In Ohio, Rep. Jim Renacci, who Trump convinced to jump from the race for governor to the race against U.S. Sen. Sherrod Brown, a Democratic, said Trump was only saying what Americans are thinking.
Brown seized on the comment by a possible challenger this fall. "The President certainly isn't speaking for me and he isn't speaking for a great majority of people across Ohio," said Brown in a statement.
Then there was Ohio's term-limited Gov. John Kasich who as he so often does, had to drag God into it.
"It's a terrible comment," he said, according to reports. "The bottom line is, we're all made in the image of the Lord and we don't want to say disparaging things. We all make mistakes, but there's no excuse and when you do it you have to apologize."Although he didn't use a swear word like Trump did, Kasich had no problem saying disparaging things about Hillary Clinton in 2016, when he lost all state GOP primary contests except one.
The question reporters should be asking is this: Why would Norwegians want to come to America when their country is so good when compared to the United States? And why aren't more Haitians wising up and asking to immigrant to Norway, where more Americans migrated to than the other way around?

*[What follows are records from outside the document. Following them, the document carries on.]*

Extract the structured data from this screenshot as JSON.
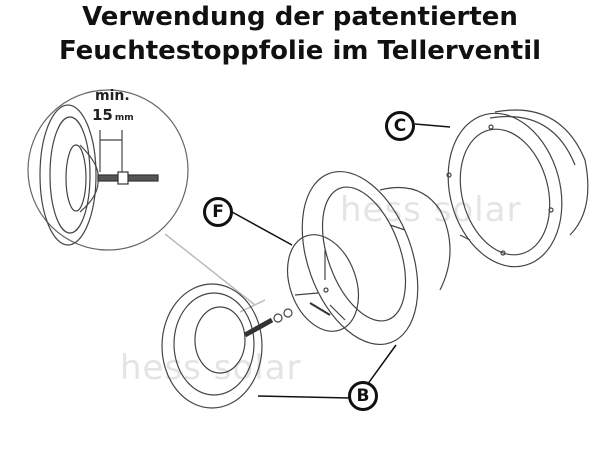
{
  "title": {
    "line1": "Verwendung der patentierten",
    "line2": "Feuchtestoppfolie im Tellerventil"
  },
  "detail_inset": {
    "dimension_label_top": "min.",
    "dimension_value": "15",
    "dimension_unit": "mm"
  },
  "callouts": {
    "c": "C",
    "f": "F",
    "b": "B"
  },
  "watermark": {
    "text1": "hess solar",
    "text2": "hess solar"
  },
  "colors": {
    "line": "#333333",
    "watermark": "#e4e4e4",
    "callout": "#111111"
  }
}
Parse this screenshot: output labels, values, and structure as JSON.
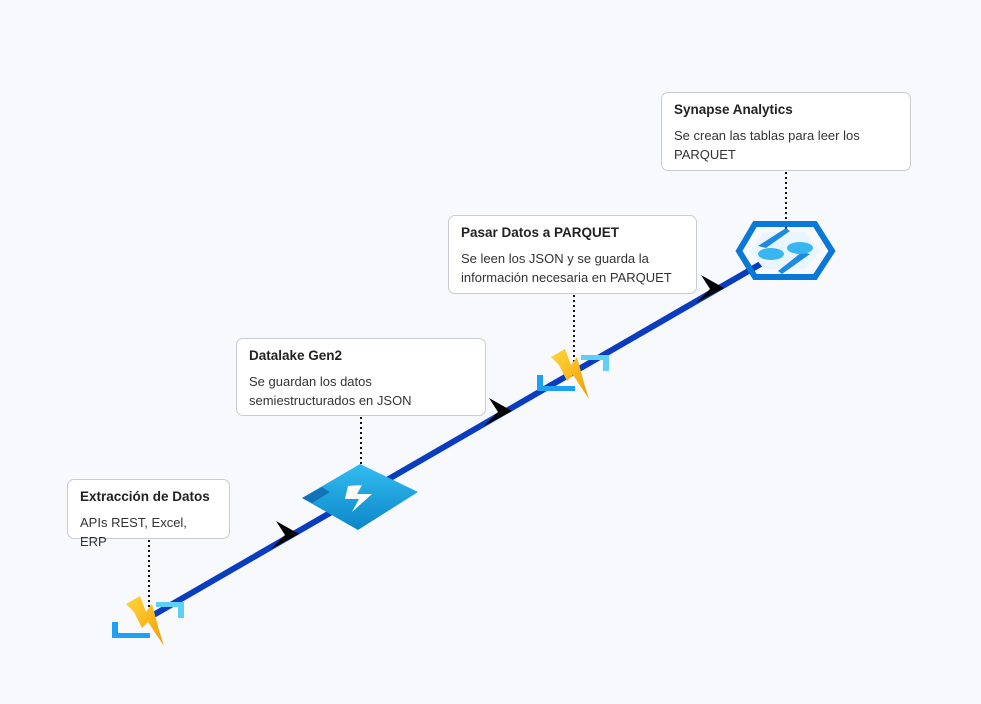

As the AP reported, "Norwegians generally live longer than Americans. There's a generous safety net of health care and pensions. And although it's pricey, the country last year was named the happiest on Earth"
It seems absolutely impossible to conceive that if anybody, especially a politician who holds the grandest office in the land, used the word shithole several times in a short amount of time to refer to you, that anyone present at the meeting, especially you, could possible develop overnight amnesia and pretend that word wasn't used.
If someone called you a shithead more than once in the span of minutes, would you really walk away from that conversation thinking that you weren't referred to in such a vulgar way?
Does that make you a shithead for not remembering you were just called a shithead? Or does that make the shithead who called you a shithead, a shithead?
Maybe? Probably? Who knows? Really? I don't think so.
For a reminder, here's Emma Lazarus' poem at the Statue of Liberty:
"Give me your tired, your poor, Your huddled masses yearning to breathe free, The wretched refuse of your teeming shore. Send these, the homeless, tempest-tost to me, I lift my lamp beside the golden door!"